On one level, the concept of an estate is not that unfamiliar. Any Texas fan of “Downton Abbey” can tell you that term refers to a large mansion and its grounds.
That’s true, of course, but in the legal world, the term “estate” means something very different entirely. It is important that all adults have an understanding of what an estate is, because being well-informed about this legal concept makes it less likely that a person will leave some important matter unattended to or valuable rights unexercised.
In very general legal terms, an estate refers to all that a person owns, meaning all the things that may be distributed upon his or her death. While that includes the common-sense things, like cash, real estate and personal possessions, it also means the legal rights that a person has. (Not all legal rights survive the death of the holder, but some do.)
What brings this up is recent news that the estate of an independent contractor who was killed at a Dallas worksite was granted permission by a court to intervene in a related case against an insurance company. The federal judge overseeing the case agreed that the estate of the deceased worker had an interest in the case, and so permitted it to become involved.
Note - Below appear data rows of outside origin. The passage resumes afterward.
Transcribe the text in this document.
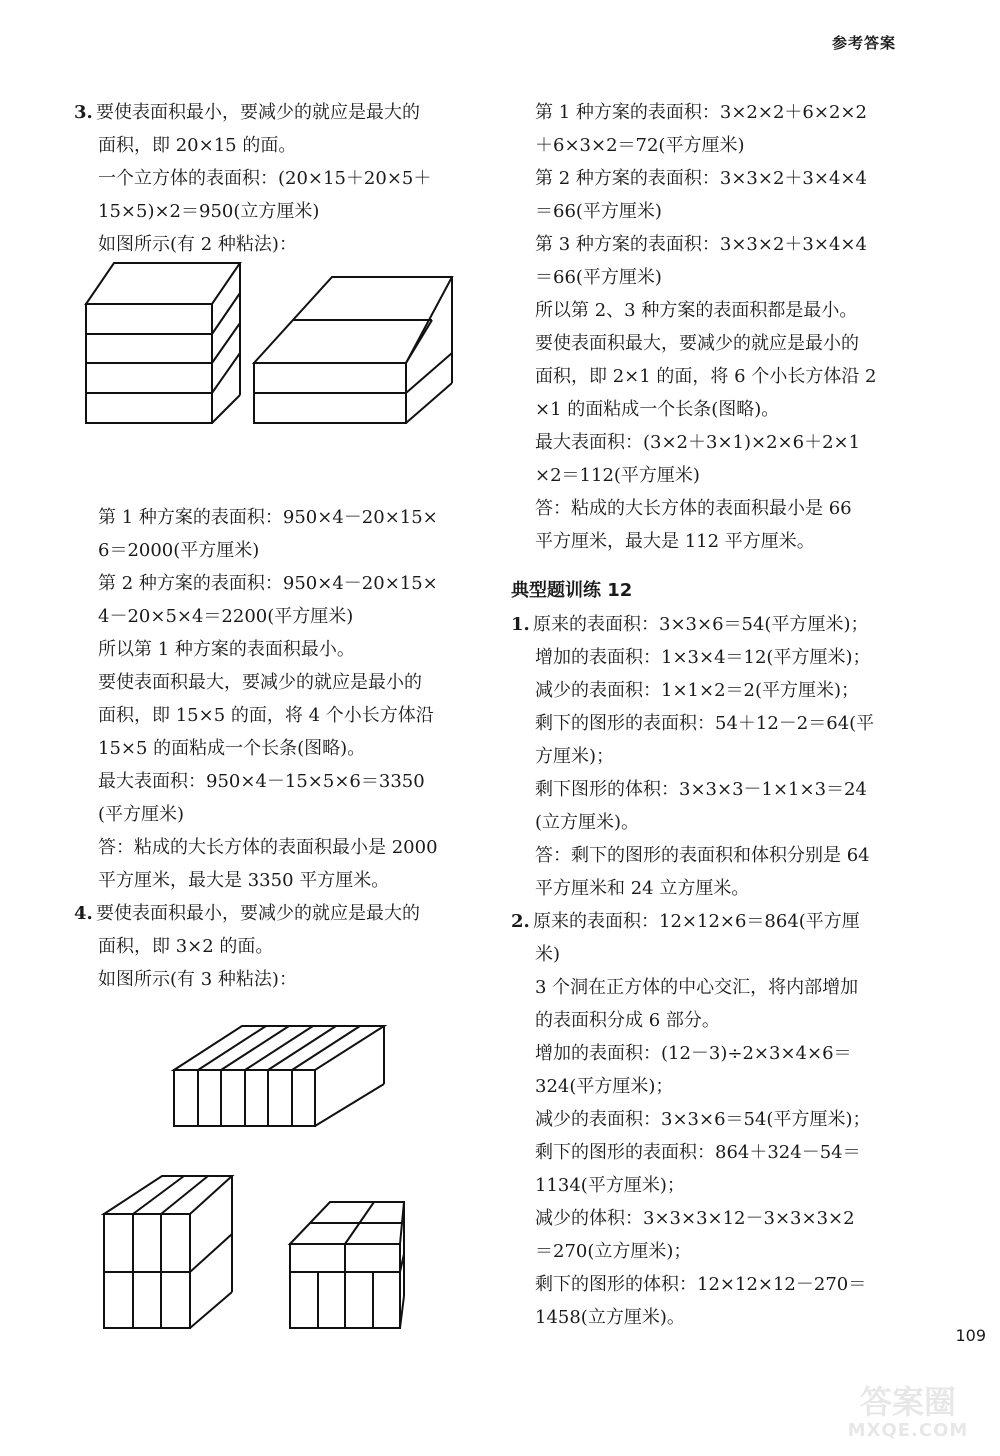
参考答案
3. 要使表面积最小，要减少的就应是最大的
面积，即 20×15 的面。
一个立方体的表面积：(20×15＋20×5＋
15×5)×2＝950(立方厘米)
如图所示(有 2 种粘法)：
第 1 种方案的表面积：950×4－20×15×
6＝2000(平方厘米)
第 2 种方案的表面积：950×4－20×15×
4－20×5×4＝2200(平方厘米)
所以第 1 种方案的表面积最小。
要使表面积最大，要减少的就应是最小的
面积，即 15×5 的面，将 4 个小长方体沿
15×5 的面粘成一个长条(图略)。
最大表面积：950×4－15×5×6＝3350
(平方厘米)
答：粘成的大长方体的表面积最小是 2000
平方厘米，最大是 3350 平方厘米。
4. 要使表面积最小，要减少的就应是最大的
面积，即 3×2 的面。
如图所示(有 3 种粘法)：
第 1 种方案的表面积：3×2×2＋6×2×2
＋6×3×2＝72(平方厘米)
第 2 种方案的表面积：3×3×2＋3×4×4
＝66(平方厘米)
第 3 种方案的表面积：3×3×2＋3×4×4
＝66(平方厘米)
所以第 2、3 种方案的表面积都是最小。
要使表面积最大，要减少的就应是最小的
面积，即 2×1 的面，将 6 个小长方体沿 2
×1 的面粘成一个长条(图略)。
最大表面积：(3×2＋3×1)×2×6＋2×1
×2＝112(平方厘米)
答：粘成的大长方体的表面积最小是 66
平方厘米，最大是 112 平方厘米。
典型题训练 12
1. 原来的表面积：3×3×6＝54(平方厘米)；
增加的表面积：1×3×4＝12(平方厘米)；
减少的表面积：1×1×2＝2(平方厘米)；
剩下的图形的表面积：54＋12－2＝64(平
方厘米)；
剩下图形的体积：3×3×3－1×1×3＝24
(立方厘米)。
答：剩下的图形的表面积和体积分别是 64
平方厘米和 24 立方厘米。
2. 原来的表面积：12×12×6＝864(平方厘
米)
3 个洞在正方体的中心交汇，将内部增加
的表面积分成 6 部分。
增加的表面积：(12－3)÷2×3×4×6＝
324(平方厘米)；
减少的表面积：3×3×6＝54(平方厘米)；
剩下的图形的表面积：864＋324－54＝
1134(平方厘米)；
减少的体积：3×3×3×12－3×3×3×2
＝270(立方厘米)；
剩下的图形的体积：12×12×12－270＝
1458(立方厘米)。
109
答案圈
MXQE.COM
We mention this story because it is an example of how an estate can exercise certain legal rights that a person has, even if the person is deceased. Because our legal system recognizes the concept of an estate, worthy and important legal rights do not necessarily vanish upon a person’s death.
A single blog post is not quite the right medium to elaborate in great detail on every aspect and element of the legal concept of an estate, but hopefully, this post has given you a good, fundamental understanding of its contours. It is likely that future posts will also inform your understanding of the legal concept of an estate.